Il calcio svolge diverse funzioni nell’organismo vegetale a livello cellulare: rientra come componente nella parete cellulare, si lega alle pectine formando i pectati di calcio che a differenza delle prime sono insolubili, forma cristalli di ossalato di calcio che svolgono la funzione di tamponare l’acidità, regolando così il ph. Interagisce nella stabilità delle membrane cellulari, regola il trasporto dei carboidrati e interviene nella mitosi.
Poiché non si limita a svolgere un’azione regolatrice, ma anche costitutiva nei tessuti vegetali, il calcio è presente nelle piante in grande quantità (all’incirca 5 ppm, la metà rispetto al potassio e oltre il doppio rispetto al fosforo) rientrando così a pieno diritto nella categoria dei macronutrienti, che sono: azoto, fosforo, potassio, calcio, magnesio e zolfo. Quando la presenza di calcio è insufficiente a soddisfare i fabbisogni fisiologici della pianta, tutte le funzioni legate a questo elemento vengono alterate o cessano del tutto.

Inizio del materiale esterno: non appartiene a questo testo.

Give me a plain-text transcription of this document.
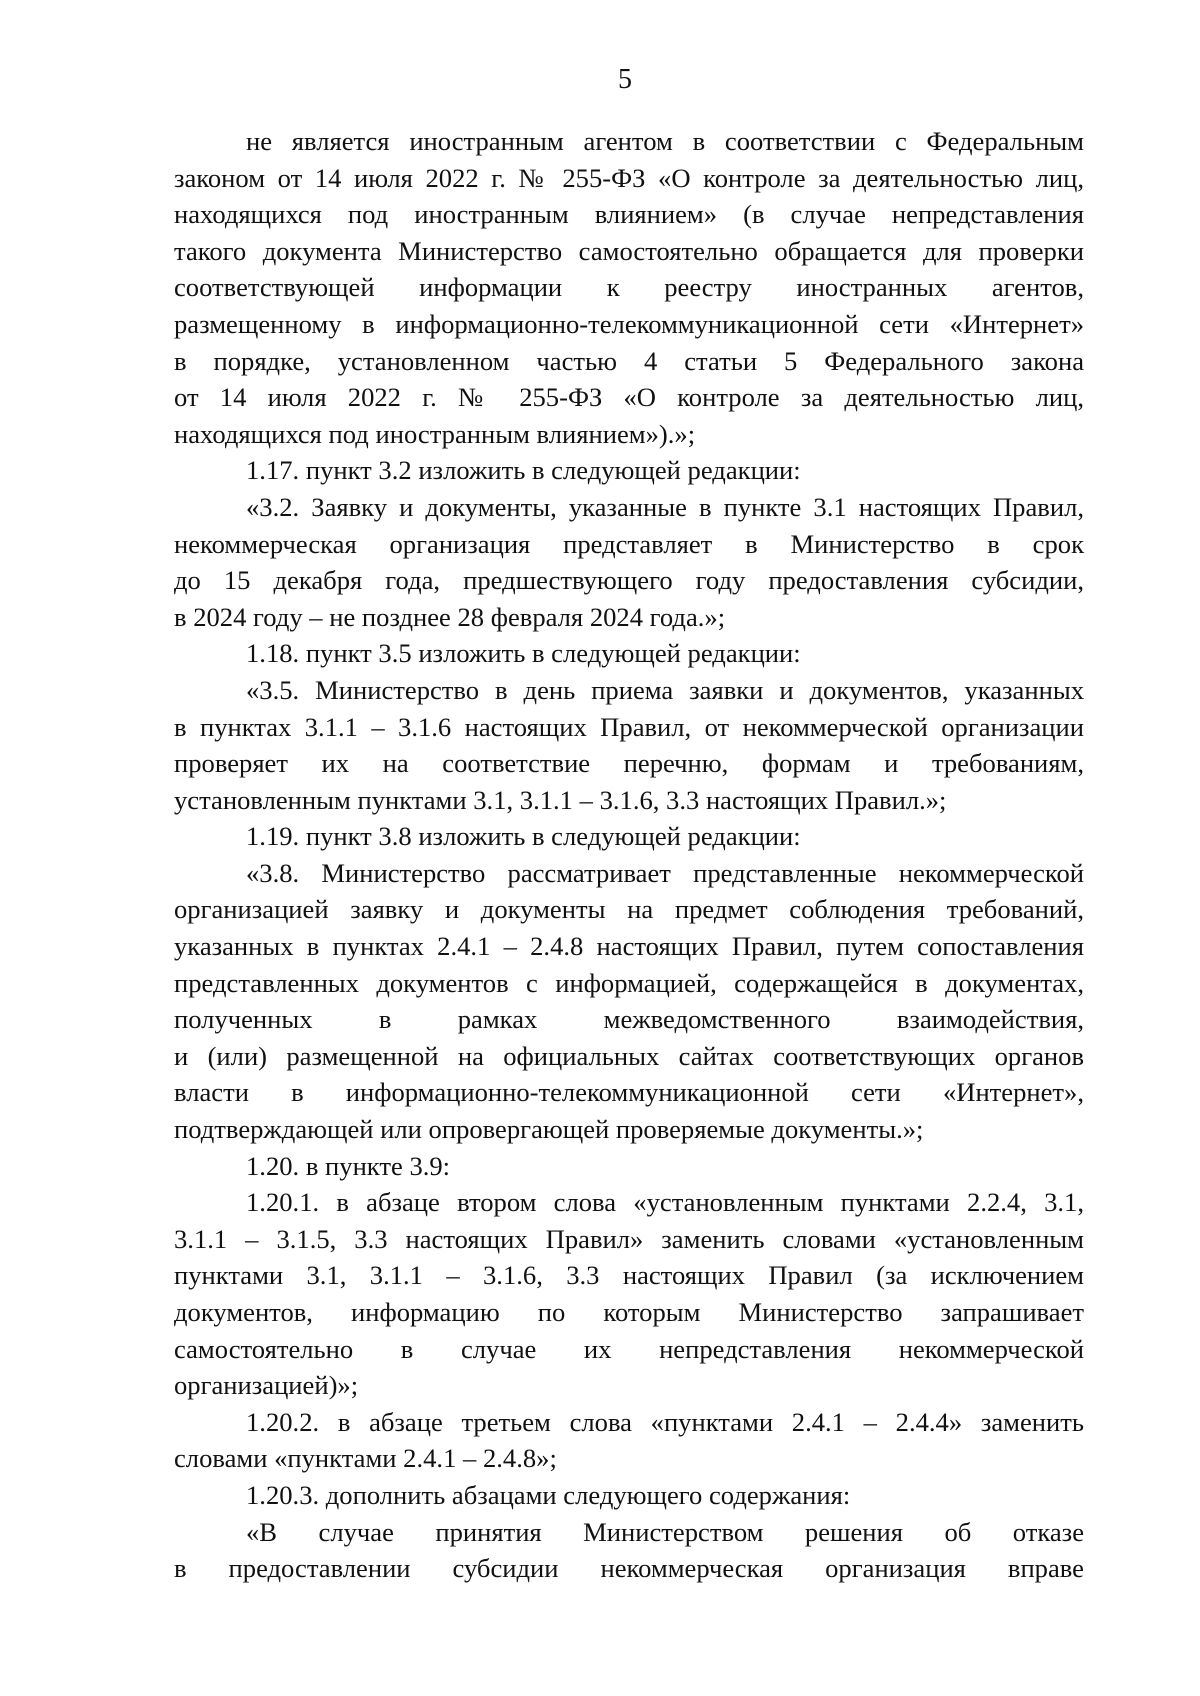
5
не является иностранным агентом в соответствии с Федеральным
законом от 14 июля 2022 г. № 255-ФЗ «О контроле за деятельностью лиц,
находящихся под иностранным влиянием» (в случае непредставления
такого документа Министерство самостоятельно обращается для проверки
соответствующей информации к реестру иностранных агентов,
размещенному в информационно-телекоммуникационной сети «Интернет»
в порядке, установленном частью 4 статьи 5 Федерального закона
от 14 июля 2022 г. № 255-ФЗ «О контроле за деятельностью лиц,
находящихся под иностранным влиянием»).»;
1.17. пункт 3.2 изложить в следующей редакции:
«3.2. Заявку и документы, указанные в пункте 3.1 настоящих Правил,
некоммерческая организация представляет в Министерство в срок
до 15 декабря года, предшествующего году предоставления субсидии,
в 2024 году – не позднее 28 февраля 2024 года.»;
1.18. пункт 3.5 изложить в следующей редакции:
«3.5. Министерство в день приема заявки и документов, указанных
в пунктах 3.1.1 – 3.1.6 настоящих Правил, от некоммерческой организации
проверяет их на соответствие перечню, формам и требованиям,
установленным пунктами 3.1, 3.1.1 – 3.1.6, 3.3 настоящих Правил.»;
1.19. пункт 3.8 изложить в следующей редакции:
«3.8. Министерство рассматривает представленные некоммерческой
организацией заявку и документы на предмет соблюдения требований,
указанных в пунктах 2.4.1 – 2.4.8 настоящих Правил, путем сопоставления
представленных документов с информацией, содержащейся в документах,
полученных в рамках межведомственного взаимодействия,
и (или) размещенной на официальных сайтах соответствующих органов
власти в информационно-телекоммуникационной сети «Интернет»,
подтверждающей или опровергающей проверяемые документы.»;
1.20. в пункте 3.9:
1.20.1. в абзаце втором слова «установленным пунктами 2.2.4, 3.1,
3.1.1 – 3.1.5, 3.3 настоящих Правил» заменить словами «установленным
пунктами 3.1, 3.1.1 – 3.1.6, 3.3 настоящих Правил (за исключением
документов, информацию по которым Министерство запрашивает
самостоятельно в случае их непредставления некоммерческой
организацией)»;
1.20.2. в абзаце третьем слова «пунктами 2.4.1 – 2.4.4» заменить
словами «пунктами 2.4.1 – 2.4.8»;
1.20.3. дополнить абзацами следующего содержания:
«В случае принятия Министерством решения об отказе
в предоставлении субсидии некоммерческая организация вправе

In particolare l’indebolimento delle pectine a causa della mancata salificazione con il calcio, può scaturire nel collasso delle strutture cellulari e da lì la formazione delle classiche lesioni di tessuto necrotico nella polpa dei frutti.
Le cellule e i tessuti vegetali vengono costantemente riforniti degli elementi dei quali abbisognano attraverso il sistema circolatorio delle piante. La linfa grezza sale dalle radici alla parte aerea trasportando acqua e sali minerali, attraverso i cosiddetti vasi xilematici: si tratta di una “corrente” veloce e tumultuosa che trasporta tutto ciò che i vasi piliferi assumono dalla soluzione circolante del suolo. La linfa elaborata, ricca degli zuccheri prodotti con la fotosintesi, scende attraverso i vasi floematici in una lenta corrente che giunge in maniera capillare a tutte le parti dell’organismo.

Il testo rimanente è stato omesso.